Reputation: 8538
I'm trying to make use of dask on a cluster and I'm interested in terminating all the workers as soon as all the jobs are done. I was trying to do that with the retire_workers method, but that doesn't seem to kill the workers. Here is an example.
import time
import os
from dask.distributed import Client
def long_func(x):
time.sleep(2)
return 1
if __name__ == '__main__':
C = Client(scheduler_file='sched.json')
res = []
for _ in range(10):
res.append(C.submit(long_func, _))
for r in res:
r.result()
workers = list(C.scheduler_info()['workers'])
# C.run(lambda: os._exit(0), workers=workers)
C.retire_workers(workers=workers, close_workers=True)
The scheduler and a worker were started with these commands:
dask-scheduler --scheduler-file sched.json
dask-worker --scheduler-file sched.json --nthreads=1 --lifetime='5minutes'
The hope was that after executing the python code above, the worker would terminate (after 20 seconds), but it does not, staying for the whole 5 minutes. Any advice how to fix that ?
Upvotes: 1
Views: 1603
Reputation: 372
I'd recommend using a context manager to manage the cluster - its nice and clean.

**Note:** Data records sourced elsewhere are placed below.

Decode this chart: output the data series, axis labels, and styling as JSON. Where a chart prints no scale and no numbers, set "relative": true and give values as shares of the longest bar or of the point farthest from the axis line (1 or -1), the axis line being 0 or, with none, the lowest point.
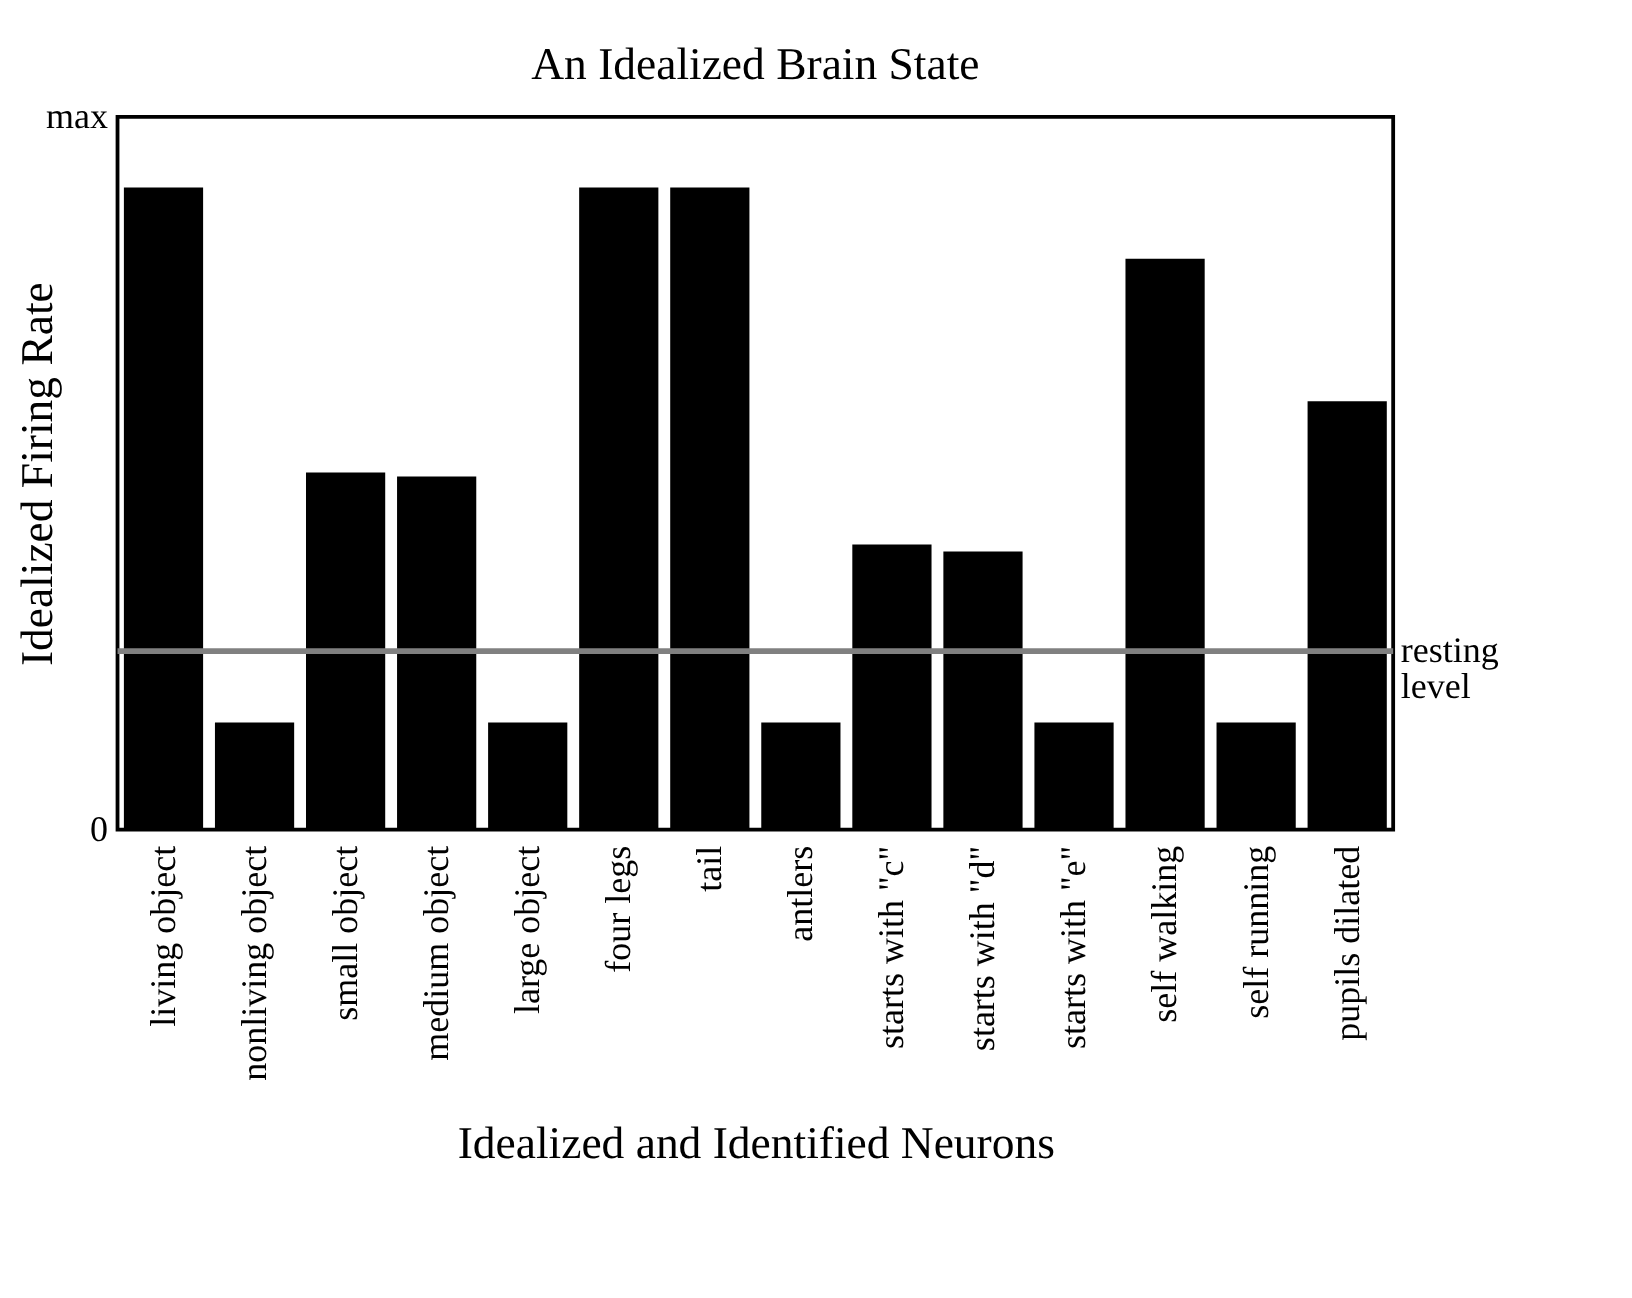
{
  "chart_data": {
    "type": "bar",
    "title": "An Idealized Brain State",
    "xlabel": "Idealized and Identified Neurons",
    "ylabel": "Idealized Firing Rate",
    "categories": [
      "living object",
      "nonliving object",
      "small object",
      "medium object",
      "large object",
      "four legs",
      "tail",
      "antlers",
      "starts with \"c\"",
      "starts with \"d\"",
      "starts with \"e\"",
      "self walking",
      "self running",
      "pupils dilated"
    ],
    "values": [
      1,
      0.167,
      0.556,
      0.55,
      0.167,
      1,
      1,
      0.167,
      0.444,
      0.433,
      0.167,
      0.889,
      0.167,
      0.667
    ],
    "color": "#000000",
    "relative": true,
    "annotations": [
      "0",
      "max"
    ],
    "ref_lines": [
      {
        "axis": "y",
        "value": 0.278,
        "label": "resting level",
        "color": "#808080"
      }
    ],
    "grid": false
  }
}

I've had issues when it comes to RAM memory getting maxed out and stalling my computer when working locally, but here is an example of what I frequently use:
# start our Dask cluster
from dask.distributed import Client,LocalCluster
if __name__ == '__main__':
cluster = LocalCluster()
with Client(cluster) as client:
print("scheduler host: ", client.scheduler.address)
# do some stuff
Upvotes: 2
Reputation: 16551
This will shutdown the connected scheduler and retire the workers:
C.shutdown()
Upvotes: 2